As it became known [1][2] today Tableau acquires HyPer  -- a small German database company that created a high-speed in-memory hybrid OLTP/OLAP database engine. HyPer was founded by two university professors and has ten PhD students and alumni on board, four of which will be joining Tableau.

HyPer claims to have high performance in both transactional and analytical types of workloads, achievable even on ARM architectures. It uses many smart techniques like virtual memory snapshoting to run long and short queries on the same datasets, one-the-fly compilation of queries into low-level code, adaptive indexing, hot clustering for query parallelization and many others (see  HyPer overview).

Does it mean that Tableau becomes a database company? Apparently no. First, because that's not what they do, and second, because HyPer is rather an academic technology research rather than a market-ready product.

To me this acquisition is very much like Qlik's acquisition of NComVa a few years ago. Let me explain it a bit:

NComVa was a small company that built interactive Javascript data visualizations. From what I understand Qlik Sense to some extent exploits the expertise acquired from NComVa. Qlik is very good at engineering highly optimized data engines, but academic data visualization and user experience is hardly can be counted as their core competence (I'll write a separate post on it). So Qlik needed some "brain injection" that led to birth of Qlik Sense.

With Tableau the situation is opposite -- their competence in data visualization and usability is outstanding, however high-performance in-memory data processing has never been a strong point in Tableau's agenda -- the idea was to piggyback existing relational DBMSes. To remind you, Tableau only recently switched to a 64-bit architecture and introduced multi-threaded query execution for their in-memory engine.
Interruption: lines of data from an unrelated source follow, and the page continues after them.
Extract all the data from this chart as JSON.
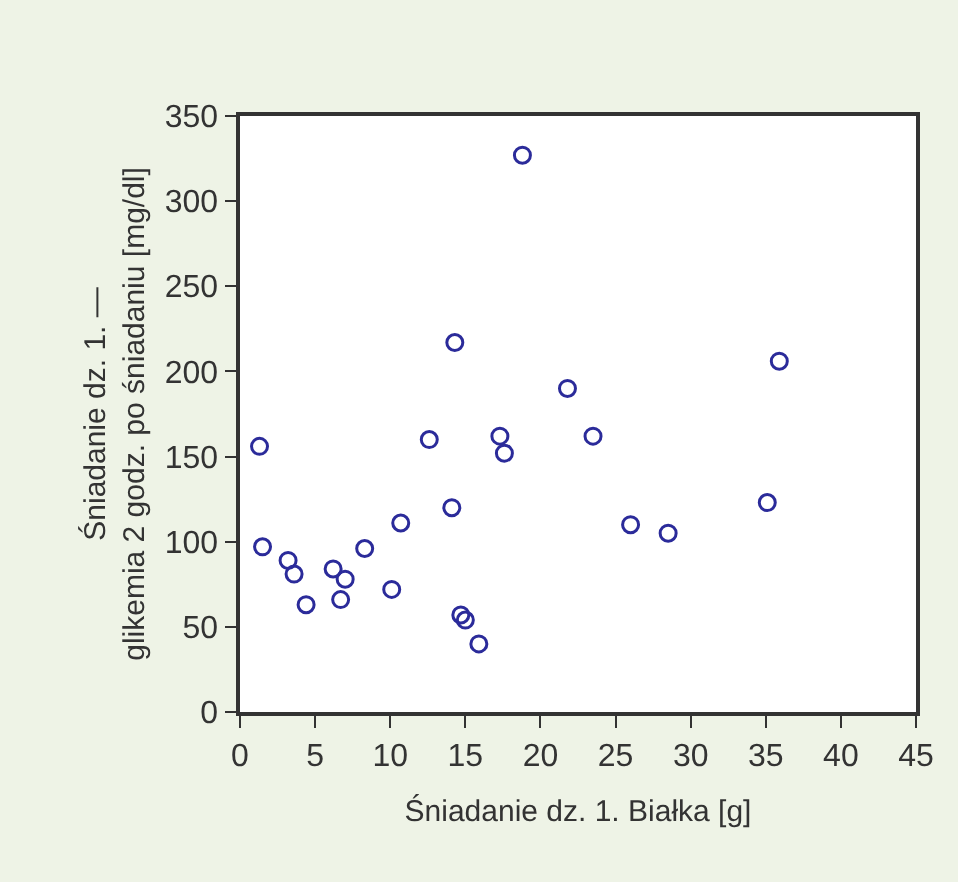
{
  "chart_data": {
    "type": "scatter",
    "xlabel": "Śniadanie dz. 1. Białka [g]",
    "ylabel": "Śniadanie dz. 1. —\nglikemia 2 godz. po śniadaniu [mg/dl]",
    "x": [
      1.3,
      1.5,
      3.2,
      3.6,
      4.4,
      6.2,
      6.7,
      7.0,
      8.3,
      10.1,
      10.7,
      12.6,
      14.1,
      14.3,
      14.7,
      15.0,
      15.9,
      17.3,
      17.6,
      18.8,
      21.8,
      23.5,
      26.0,
      28.5,
      35.1,
      35.9
    ],
    "series": [
      {
        "color": "#2b2b9a",
        "values": [
          156,
          97,
          89,
          81,
          63,
          84,
          66,
          78,
          96,
          72,
          111,
          160,
          120,
          217,
          57,
          54,
          40,
          162,
          152,
          327,
          190,
          162,
          110,
          105,
          123,
          206
        ]
      }
    ],
    "xlim": [
      0,
      45
    ],
    "xticks": [
      0,
      5,
      10,
      15,
      20,
      25,
      30,
      35,
      40,
      45
    ],
    "ylim": [
      0,
      350
    ],
    "yticks": [
      0,
      50,
      100,
      150,
      200,
      250,
      300,
      350
    ],
    "marker": "circle"
  }
}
Therefore, the acquisition of HyPer is a long needed "brain injection" of top-notch data processing expertise. And it may change things significantly for Tableau customers, competitors and Tableau themselves.
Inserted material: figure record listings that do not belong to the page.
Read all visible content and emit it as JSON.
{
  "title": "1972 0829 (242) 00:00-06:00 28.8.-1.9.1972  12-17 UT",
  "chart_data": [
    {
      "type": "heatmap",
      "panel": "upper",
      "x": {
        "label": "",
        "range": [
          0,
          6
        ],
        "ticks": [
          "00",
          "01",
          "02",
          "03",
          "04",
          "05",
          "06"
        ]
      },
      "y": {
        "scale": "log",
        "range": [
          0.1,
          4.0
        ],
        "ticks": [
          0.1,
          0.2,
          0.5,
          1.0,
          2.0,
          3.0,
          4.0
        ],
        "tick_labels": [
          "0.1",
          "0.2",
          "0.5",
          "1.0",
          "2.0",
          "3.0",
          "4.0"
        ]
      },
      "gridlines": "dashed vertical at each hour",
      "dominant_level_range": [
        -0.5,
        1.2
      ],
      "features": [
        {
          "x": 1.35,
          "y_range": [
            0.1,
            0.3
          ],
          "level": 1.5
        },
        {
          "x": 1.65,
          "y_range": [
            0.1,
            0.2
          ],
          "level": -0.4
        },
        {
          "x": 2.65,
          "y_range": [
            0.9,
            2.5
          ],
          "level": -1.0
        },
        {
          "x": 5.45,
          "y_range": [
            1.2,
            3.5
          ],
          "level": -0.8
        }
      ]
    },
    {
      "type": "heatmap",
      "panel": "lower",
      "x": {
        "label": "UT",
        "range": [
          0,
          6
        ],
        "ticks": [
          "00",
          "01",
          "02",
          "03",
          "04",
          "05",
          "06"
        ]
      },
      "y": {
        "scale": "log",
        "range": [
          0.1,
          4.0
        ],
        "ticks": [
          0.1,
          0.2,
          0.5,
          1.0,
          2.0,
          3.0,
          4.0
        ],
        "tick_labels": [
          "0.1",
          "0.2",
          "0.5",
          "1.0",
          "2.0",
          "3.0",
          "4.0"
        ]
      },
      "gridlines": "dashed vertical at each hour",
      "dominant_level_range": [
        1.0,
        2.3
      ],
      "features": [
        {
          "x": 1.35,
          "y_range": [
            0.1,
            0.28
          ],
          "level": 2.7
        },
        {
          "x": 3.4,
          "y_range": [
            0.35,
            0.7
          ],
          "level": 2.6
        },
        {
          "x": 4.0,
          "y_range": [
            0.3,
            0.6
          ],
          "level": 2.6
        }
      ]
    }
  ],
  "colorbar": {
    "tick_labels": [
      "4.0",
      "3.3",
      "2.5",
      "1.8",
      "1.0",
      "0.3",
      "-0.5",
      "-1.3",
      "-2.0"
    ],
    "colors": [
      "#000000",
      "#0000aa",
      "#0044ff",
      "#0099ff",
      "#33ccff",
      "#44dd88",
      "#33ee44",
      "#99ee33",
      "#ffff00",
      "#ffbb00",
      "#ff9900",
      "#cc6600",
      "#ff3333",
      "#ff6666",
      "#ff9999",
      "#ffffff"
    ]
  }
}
I would suggest that in 1-2 years (not earlier) Tableau will introduce something like a super-cache -- the ability to hold big amounts of data (up to 1 TB or more) in memory, query it instantly with sub-second response times, and update in real-time.

Interesting questions are: whether it will require data modelling, how data will be loaded, and whether it will scale horizontally. The latter question is the most interesting, because Qlik, the closest Tableau's competitor, doesn't scale horizontally meaning that a single dataset can't be split across several nodes that are queried in parallel. HyPer hints at distributed data processing, so it could be possible that the "super-cache" will scale horizontally, which can be a big deal.

All in all, the acquisition is an intriguing twist of story. It will be interesting to see how it unfolds.